II faut un changement radical du système alimentaire ! Une politique agricole qui vise cette transition doit mettre en place des mesures d’accompagnement (recherche, conseils agricoles et appuis financiers) sur le moyen-long terme. Il faut avant tout payer aux paysan·ne·s un prix équitable pour leurs produits. Ce changement ne va pas se faire tout seul et nécessite un grand engagement de la part des parlementaires, des élu·e·s et de la société civile.

En ce qui concernent les mangeurs·euses, je pense que, tout d’abord, il y a lieu de comprendre le métier et ses contraintes et de développer des initiatives en y intégrant dès le départ les paysan·ne·s mais aussi les artisan·ne·s des métiers de bouche (transformation, restauration). 

Il faut se mobiliser aux niveaux communal et cantonal pour mettre en place des forums pour un autre système alimentaire, appliquer les principes de la souveraineté alimentaire, ce qui se fait déjà un peu en Suisse romande.

Il est important aussi de soutenir les paysan·ne·s en consommant local, de saison, en circuit court. Ce type de consommation doit être favorisé par les pouvoirs publics pour le rendre accessible à toutes et tous.

Il faut aussi faire pression sur la grande distribution et les multinationales. Leurs choix stratégiques ont des impacts humains, sociaux, environnementaux sur lesquels elles doivent rendre des comptes. Elles ne doivent plus pouvoir privatiser les bénéfices et socialiser les coûts environnementaux et sociaux. La même chose est valable pour les offices fédéraux.

Économiesuisse a fait un deal avec le président de l’USP: en échange du soutien de cette dernière à la campagne contre l’initiative «Multinationales responsables», la faitière des patron·ne·s adoucira à la marge les aspects les plus néolibéraux de la PA 2020. Les paysan·ne·s commencent-ils·elles à se rendre compte que la politique de la droite les mène dans le mur ?

Je trouve cela désolant et pas nouveau ! Revoyez le film Le génie helvétique (2003) ↗︎ de Jean-Stéphane Bron !

À part cela, je pense qu’un nombre croissant de paysan·ne·s se rendent compte que le système actuel les mène dans le mur. Iels constatent que la droite ne les soutient pas comme ils·elles s’y attendraient. Et s’étonnent souvent du fort soutien de la gauche (souveraineté alimentaire, référendum, etc.)

Une partie de la première conférence du Forum Stop Pillage traitera de l’impact de l’élevage sur le climat, que les accords de libre-échange vont aggraver. Quelle est votre position sur cette question ?
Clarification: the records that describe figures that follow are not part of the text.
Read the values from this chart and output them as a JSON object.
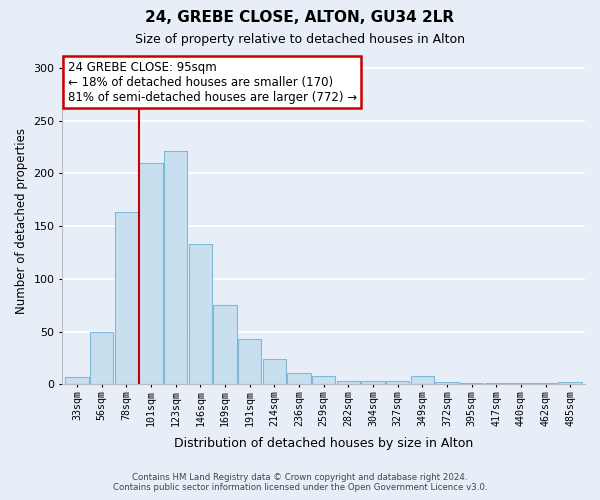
{
  "title": "24, GREBE CLOSE, ALTON, GU34 2LR",
  "subtitle": "Size of property relative to detached houses in Alton",
  "xlabel": "Distribution of detached houses by size in Alton",
  "ylabel": "Number of detached properties",
  "bar_labels": [
    "33sqm",
    "56sqm",
    "78sqm",
    "101sqm",
    "123sqm",
    "146sqm",
    "169sqm",
    "191sqm",
    "214sqm",
    "236sqm",
    "259sqm",
    "282sqm",
    "304sqm",
    "327sqm",
    "349sqm",
    "372sqm",
    "395sqm",
    "417sqm",
    "440sqm",
    "462sqm",
    "485sqm"
  ],
  "bar_values": [
    7,
    50,
    163,
    210,
    221,
    133,
    75,
    43,
    24,
    11,
    8,
    3,
    3,
    3,
    8,
    2,
    1,
    1,
    1,
    1,
    2
  ],
  "bar_color": "#c8dff0",
  "bar_edge_color": "#7fb8d8",
  "vline_x_idx": 3,
  "vline_color": "#cc0000",
  "annotation_title": "24 GREBE CLOSE: 95sqm",
  "annotation_line1": "← 18% of detached houses are smaller (170)",
  "annotation_line2": "81% of semi-detached houses are larger (772) →",
  "annotation_box_color": "#ffffff",
  "annotation_box_edge": "#cc0000",
  "ylim": [
    0,
    310
  ],
  "yticks": [
    0,
    50,
    100,
    150,
    200,
    250,
    300
  ],
  "footer1": "Contains HM Land Registry data © Crown copyright and database right 2024.",
  "footer2": "Contains public sector information licensed under the Open Government Licence v3.0.",
  "bg_color": "#e8eef8",
  "grid_color": "#ffffff"
}
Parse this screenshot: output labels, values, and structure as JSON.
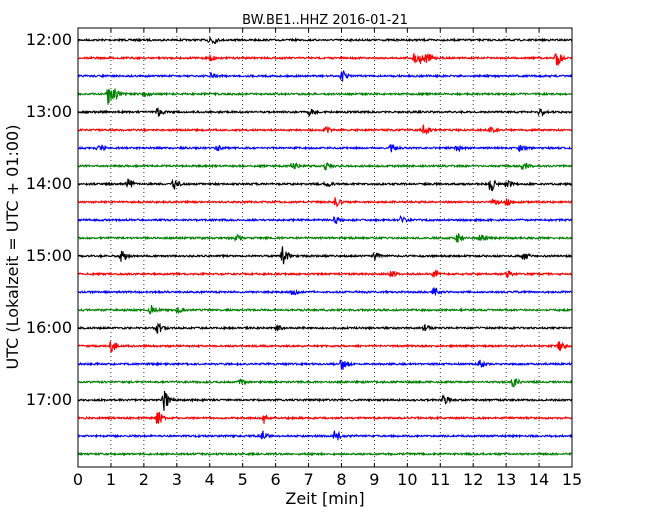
{
  "chart_data": {
    "type": "line",
    "title": "BW.BE1..HHZ 2016-01-21",
    "xlabel": "Zeit  [min]",
    "ylabel": "UTC (Lokalzeit = UTC + 01:00)",
    "xlim": [
      0,
      15
    ],
    "x_ticks": [
      "0",
      "1",
      "2",
      "3",
      "4",
      "5",
      "6",
      "7",
      "8",
      "9",
      "10",
      "11",
      "12",
      "13",
      "14",
      "15"
    ],
    "y_ticks": [
      "12:00",
      "13:00",
      "14:00",
      "15:00",
      "16:00",
      "17:00"
    ],
    "row_interval_min": 15,
    "grid": "vertical dotted",
    "series_colors": [
      "#000000",
      "#ff0000",
      "#0000ff",
      "#008000"
    ],
    "rows": [
      {
        "start": "12:00",
        "events": [
          [
            4.0,
            1.2
          ]
        ]
      },
      {
        "start": "12:15",
        "events": [
          [
            4.0,
            0.6
          ],
          [
            10.2,
            0.7
          ],
          [
            10.4,
            1.0
          ],
          [
            10.6,
            0.6
          ],
          [
            14.5,
            1.6
          ]
        ]
      },
      {
        "start": "12:30",
        "events": [
          [
            4.0,
            0.5
          ],
          [
            8.0,
            0.9
          ]
        ]
      },
      {
        "start": "12:45",
        "events": [
          [
            0.9,
            1.9
          ],
          [
            1.1,
            0.8
          ],
          [
            2.0,
            0.4
          ]
        ]
      },
      {
        "start": "13:00",
        "events": [
          [
            2.4,
            0.8
          ],
          [
            7.0,
            0.5
          ],
          [
            14.0,
            0.7
          ]
        ]
      },
      {
        "start": "13:15",
        "events": [
          [
            7.5,
            0.5
          ],
          [
            10.5,
            1.0
          ],
          [
            12.5,
            0.6
          ]
        ]
      },
      {
        "start": "13:30",
        "events": [
          [
            0.6,
            0.8
          ],
          [
            4.2,
            0.5
          ],
          [
            9.5,
            0.6
          ],
          [
            11.5,
            0.5
          ],
          [
            13.4,
            0.5
          ]
        ]
      },
      {
        "start": "13:45",
        "events": [
          [
            6.5,
            0.7
          ],
          [
            7.5,
            0.6
          ],
          [
            13.5,
            0.6
          ]
        ]
      },
      {
        "start": "14:00",
        "events": [
          [
            1.5,
            1.0
          ],
          [
            2.9,
            1.0
          ],
          [
            7.5,
            0.5
          ],
          [
            12.5,
            1.2
          ],
          [
            13.0,
            0.5
          ]
        ]
      },
      {
        "start": "14:15",
        "events": [
          [
            7.8,
            0.8
          ],
          [
            12.6,
            0.5
          ],
          [
            13.0,
            0.6
          ]
        ]
      },
      {
        "start": "14:30",
        "events": [
          [
            7.8,
            0.6
          ],
          [
            9.8,
            0.5
          ]
        ]
      },
      {
        "start": "14:45",
        "events": [
          [
            4.8,
            0.5
          ],
          [
            11.5,
            0.8
          ],
          [
            12.2,
            0.6
          ]
        ]
      },
      {
        "start": "15:00",
        "events": [
          [
            1.3,
            0.9
          ],
          [
            6.2,
            1.8
          ],
          [
            9.0,
            0.7
          ],
          [
            13.5,
            0.7
          ]
        ]
      },
      {
        "start": "15:15",
        "events": [
          [
            9.5,
            0.5
          ],
          [
            10.8,
            0.7
          ],
          [
            13.0,
            0.6
          ]
        ]
      },
      {
        "start": "15:30",
        "events": [
          [
            6.5,
            0.5
          ],
          [
            10.8,
            0.7
          ]
        ]
      },
      {
        "start": "15:45",
        "events": [
          [
            2.2,
            0.9
          ],
          [
            3.0,
            0.4
          ]
        ]
      },
      {
        "start": "16:00",
        "events": [
          [
            2.4,
            0.9
          ],
          [
            6.0,
            0.5
          ],
          [
            10.5,
            0.5
          ]
        ]
      },
      {
        "start": "16:15",
        "events": [
          [
            1.0,
            1.0
          ],
          [
            14.6,
            0.8
          ]
        ]
      },
      {
        "start": "16:30",
        "events": [
          [
            8.0,
            1.3
          ],
          [
            12.2,
            0.7
          ]
        ]
      },
      {
        "start": "16:45",
        "events": [
          [
            4.9,
            0.4
          ],
          [
            13.2,
            0.8
          ]
        ]
      },
      {
        "start": "17:00",
        "events": [
          [
            2.6,
            2.0
          ],
          [
            11.1,
            0.9
          ]
        ]
      },
      {
        "start": "17:15",
        "events": [
          [
            2.4,
            1.3
          ],
          [
            5.6,
            1.1
          ]
        ]
      },
      {
        "start": "17:30",
        "events": [
          [
            5.6,
            0.9
          ],
          [
            7.8,
            0.9
          ]
        ]
      },
      {
        "start": "17:45",
        "events": []
      }
    ]
  }
}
Tout d’abord, les transports d’animaux vivants et/ou débités à travers l’Europe et la planète est une aberration parce que les ALE, comme je l’ai dit, renforcent l’industrialisation de l’agriculture et de l’élevage. On connaît les effets dévastateurs de ce type d’élevage.

Il est vrai aussi que nous devons consommer moins de viande. Mais Uniterre n’est pas contre l’élevage. Il permet de valoriser des terrains en pente et le fumier des animaux est un amendement intéressant pour enrichir les sols. Il faut aussi que la plus grande partie des fourrages proviennent de la ferme ou des environs.